Okay I just want to know has a craving ever killed anyone?
It's expensive to eat healthy. That one is just not true. I can eat a completely healthy meal on less than you spend on the six pack of diet soda.
It's hard.....well yes it is...it's very hard. Change is hard. Life is hard. Being fat is hard. Pick you hard.
So here is why I chose the healthy lifestyle - I feel great. I sleep better. I breath better. My heart rate is better. All my blood work is normal. My health risks have come down. I have fun with my kids. I run with my dog. I lift weights with my husband. I teach boot camp and a Women Living Healthy care group for my church. I L.I.V.E. In ways that I wasn't allowing myself to live before.
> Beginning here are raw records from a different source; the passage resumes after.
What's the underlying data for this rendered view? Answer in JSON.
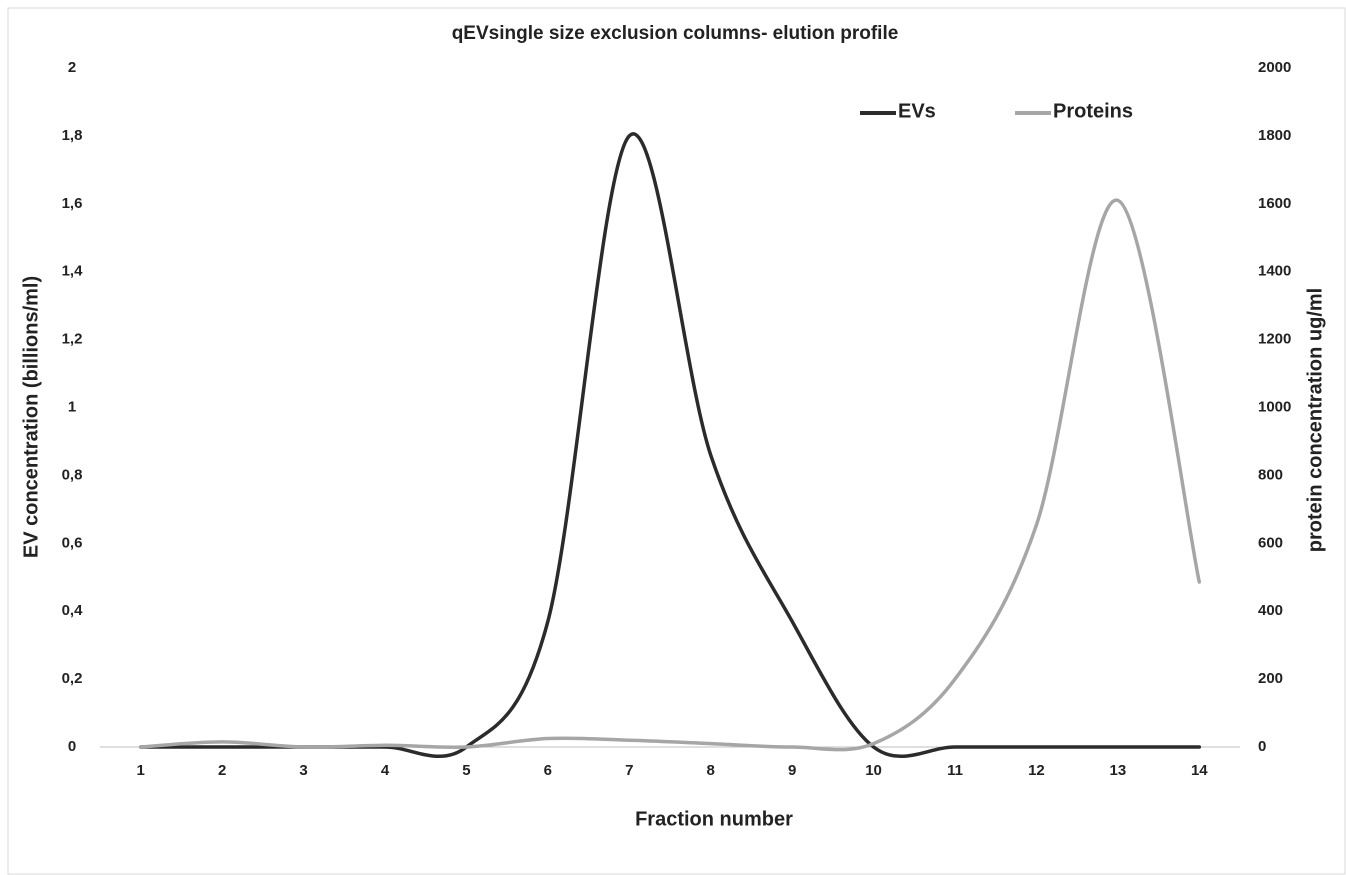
{
  "chart_data": {
    "type": "line",
    "title": "qEVsingle size exclusion columns- elution profile",
    "x_label": "Fraction number",
    "y_label": "EV concentration (billions/ml)",
    "y2_label": "protein concentration ug/ml",
    "categories": [
      "1",
      "2",
      "3",
      "4",
      "5",
      "6",
      "7",
      "8",
      "9",
      "10",
      "11",
      "12",
      "13",
      "14"
    ],
    "series": [
      {
        "name": "EVs",
        "color": "#2b2b2b",
        "axis": "y",
        "values": [
          0,
          0,
          0,
          0,
          0,
          0.37,
          1.8,
          0.86,
          0.37,
          0,
          0,
          0,
          0,
          0
        ]
      },
      {
        "name": "Proteins",
        "color": "#a6a6a6",
        "axis": "y2",
        "values": [
          0,
          15,
          0,
          5,
          0,
          25,
          20,
          10,
          0,
          10,
          200,
          654,
          1610,
          486
        ]
      }
    ],
    "ylim": [
      0,
      2
    ],
    "yticks": [
      0,
      {
        "value": 0.2,
        "label": "0,2"
      },
      {
        "value": 0.4,
        "label": "0,4"
      },
      {
        "value": 0.6,
        "label": "0,6"
      },
      {
        "value": 0.8,
        "label": "0,8"
      },
      1,
      {
        "value": 1.2,
        "label": "1,2"
      },
      {
        "value": 1.4,
        "label": "1,4"
      },
      {
        "value": 1.6,
        "label": "1,6"
      },
      {
        "value": 1.8,
        "label": "1,8"
      },
      2
    ],
    "y2lim": [
      0,
      2000
    ],
    "y2ticks": [
      0,
      200,
      400,
      600,
      800,
      1000,
      1200,
      1400,
      1600,
      1800,
      2000
    ],
    "grid": false,
    "legend": "top-right",
    "smooth": true
  }
}
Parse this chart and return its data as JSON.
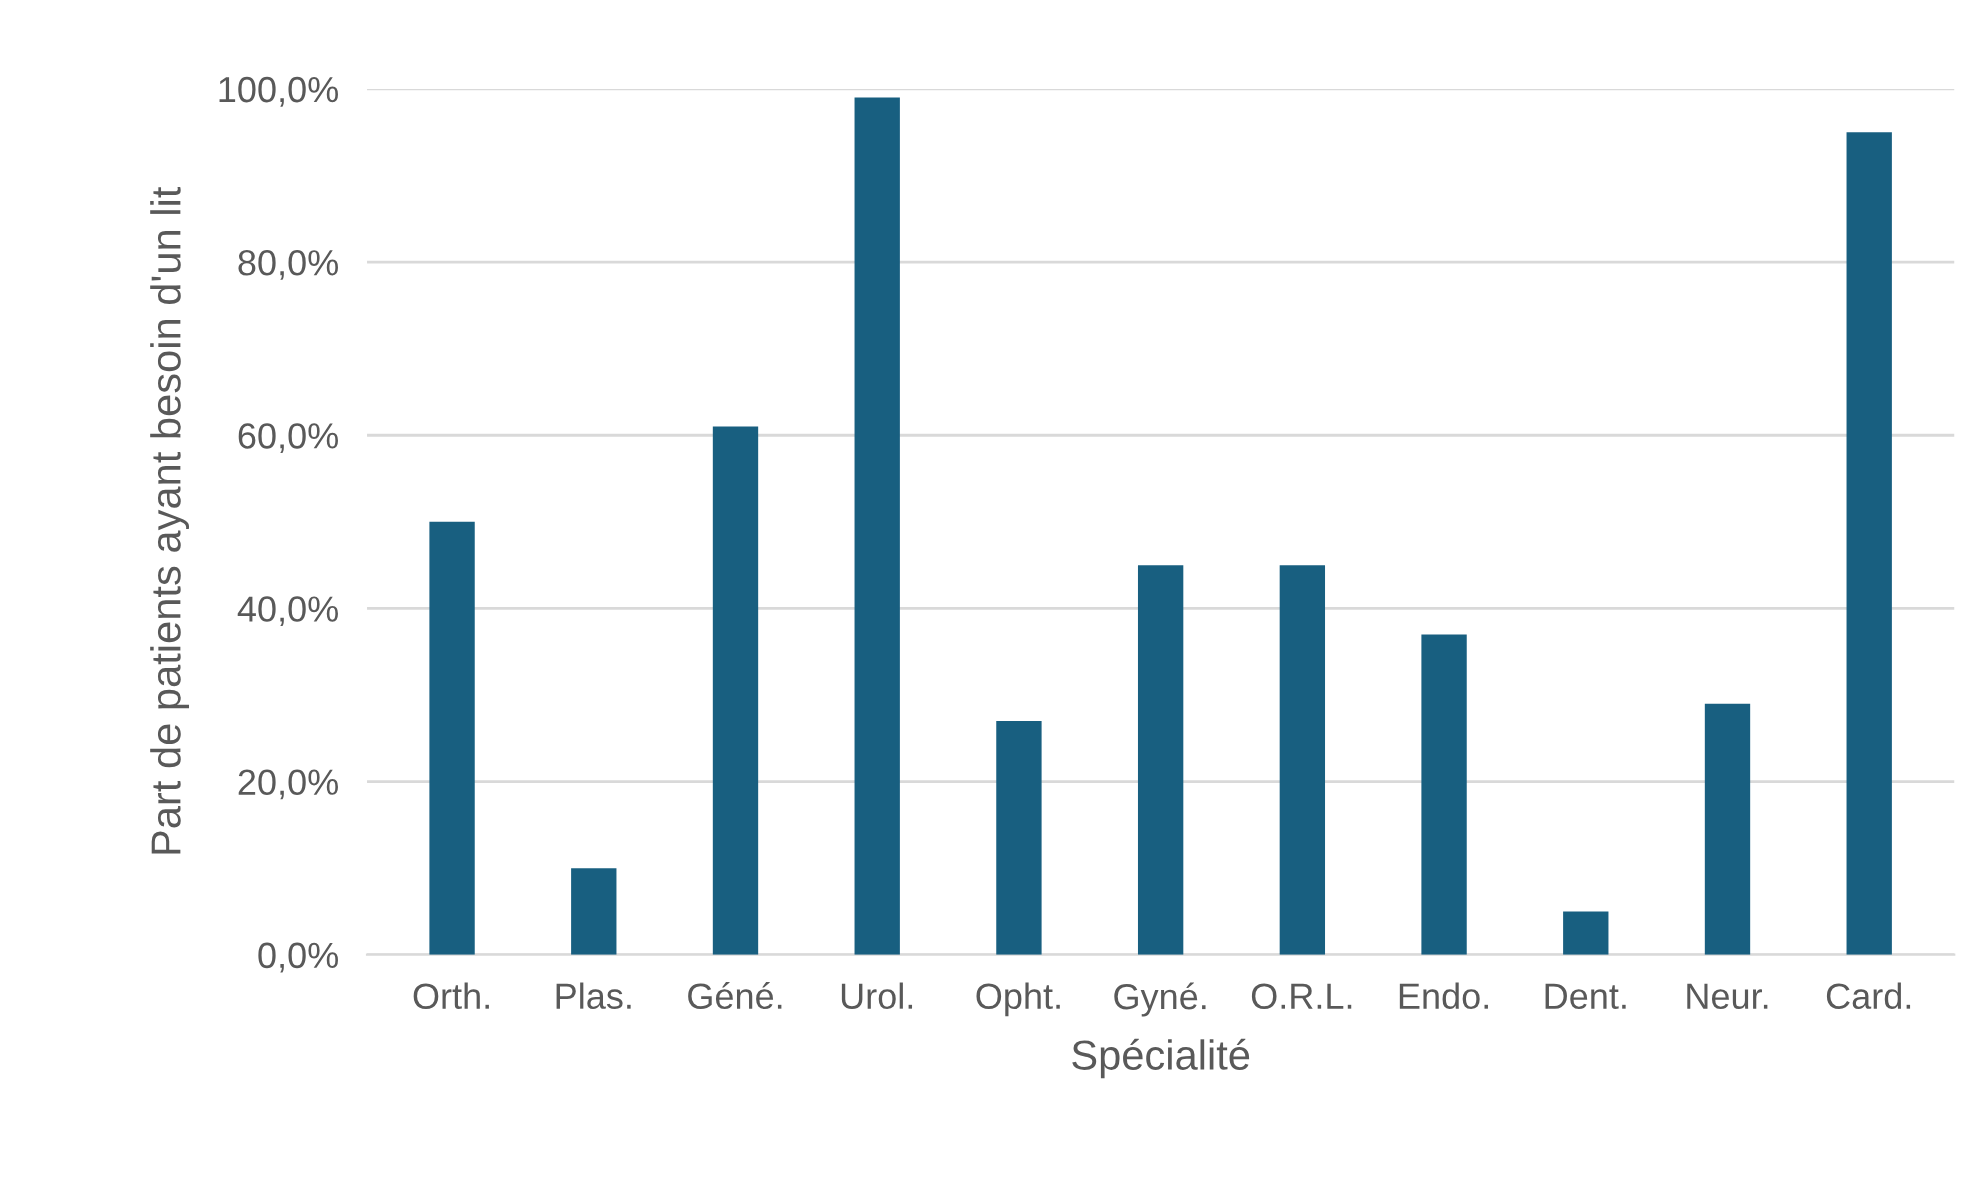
{
  "chart_data": {
    "type": "bar",
    "xlabel": "Spécialité",
    "ylabel": "Part de patients ayant besoin d'un lit",
    "categories": [
      "Orth.",
      "Plas.",
      "Géné.",
      "Urol.",
      "Opht.",
      "Gyné.",
      "O.R.L.",
      "Endo.",
      "Dent.",
      "Neur.",
      "Card."
    ],
    "values": [
      50,
      10,
      61,
      99,
      27,
      45,
      45,
      37,
      5,
      29,
      95
    ],
    "color": "#185f80",
    "ylim": [
      0,
      100
    ],
    "yticks": [
      {
        "value": 0,
        "label": "0,0%"
      },
      {
        "value": 20,
        "label": "20,0%"
      },
      {
        "value": 40,
        "label": "40,0%"
      },
      {
        "value": 60,
        "label": "60,0%"
      },
      {
        "value": 80,
        "label": "80,0%"
      },
      {
        "value": 100,
        "label": "100,0%"
      }
    ],
    "grid": "y"
  }
}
What I did was to give up the excuses and choose my hard. So what are your excuses? Write them on a piece of paper, turn on some Adele really loud and burn those suckers. Literally, I encourage you to do that. Use the imagery to remind yourself that they are gone and you can't get them back.
My list included, my thyroid doesn't work and I take two meds for that. I'm middle aged (started losing when I was 46). I'm injured - pin in one knee, one thumb, and now one shoulder), and I have 2 herniated disks. I'm a foodie - still am I just eat healthy food. I don't know how - I didn't either and that is why I studied and became a certified personal trainer. My family doesn't eat that way - well now most of them do.
The list could go on. All I know is it takes one step at a time, and one day at a time, and nowhere ever - not a single person - in this journey is going to be perfect. Let that go.
Choose to live.
Face your fear.
Don't give up.
Be the force of nature that is unstoppable.
Many thanks to SUSIEWHITE1109 (here on SP) and my daughter Rachael for all our running adventures. Next up this weekend the Foam Fest 5k. Stand by for more crazy pictures posting soon.
Don't be held prisoner anymore to the food that is killing you. Please change. Trust me it is worth it.